Choisir un modèle d'IA pour un cabinet d'avocats, un office notarial ou une direction juridique ne consiste plus à opposer un champion américain à un champion français. En 2026, le vrai sujet est devenu architectural : quel modèle pour la rédaction, lequel pour la recherche documentaire, lequel pour les agents — et lequel peut réellement fonctionner dans un environnement juridique francophone exigeant sur la confidentialité, la traçabilité et le respect des systèmes civilistes.
1. Pourquoi le choix du modèle est plus complexe en droit francophone
Le droit francophone impose une double contrainte. D'un côté, il faut un modèle capable de comprendre un langage juridique dense, fortement codifié, et souvent ancré dans une tradition civiliste ; de l'autre, il faut une infrastructure qui respecte le secret professionnel, les attentes RGPD et la nécessité de tracer les sources utilisées dans une réponse.
Dans ce contexte, un excellent modèle généraliste peut rester insuffisant s'il raisonne avec de mauvais réflexes culturels ou s'il ne peut pas être déployé dans une architecture acceptable pour une profession réglementée. À l'inverse, un modèle plus ouvert peut être techniquement intéressant tout en nécessitant davantage de structuration documentaire pour atteindre un niveau de fiabilité exploitable.
Schéma 1 — Les trois couches de décision
Un cabinet ne choisit pas un « bon LLM » — il choisit une combinaison entre qualité de génération, contraintes d'hébergement et usages métier.
Avant de comparer les modèles, il est utile de comprendre pourquoi les LLM généralistes déforment structurellement le droit civil francophone. Ce mécanisme est détaillé dans l'article n°6 : Les biais des LLM dans l'interprétation du droit civil.
2. Les cinq modèles en détail
Mistral occupe une place particulière dans l'écosystème européen grâce à une approche compatible avec les exigences de souveraineté, d'hébergement européen et, selon les cas, de déploiement plus contrôlable que les offres les plus centralisées du marché.

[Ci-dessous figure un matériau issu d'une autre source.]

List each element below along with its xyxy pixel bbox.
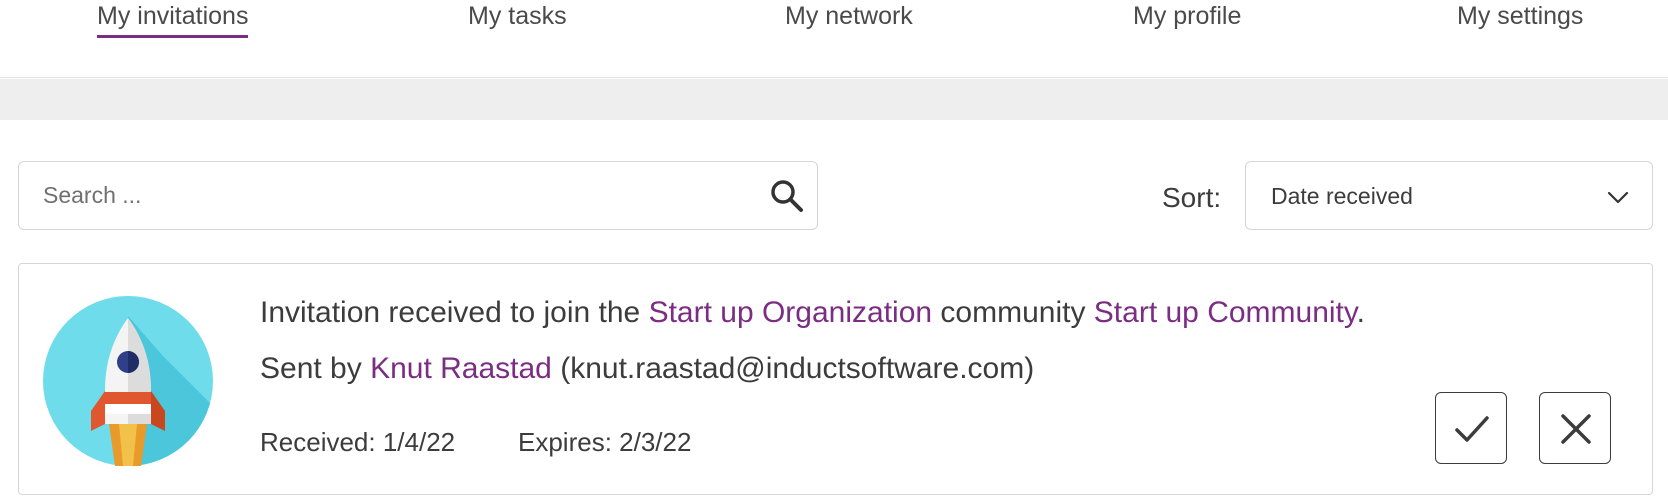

Pour le juridique francophone, Mistral présente trois avantages importants : il inspire davantage confiance aux acteurs soucieux de limiter la dépendance aux clouds américains ; il s'intègre naturellement dans un discours de souveraineté numérique destiné aux professions réglementées ; et il se montre souvent plus confortable sur les formulations françaises, moins prompt à plaquer des tournures purement anglo-saxonnes sur des raisonnements civilistes.
Sa principale limite : Mistral n'a pas toujours la même aisance que GPT-4 sur les cas les plus vastes ou les plus transverses, notamment sans structuration documentaire forte. Il donne son meilleur niveau connecté à un RAG bien construit.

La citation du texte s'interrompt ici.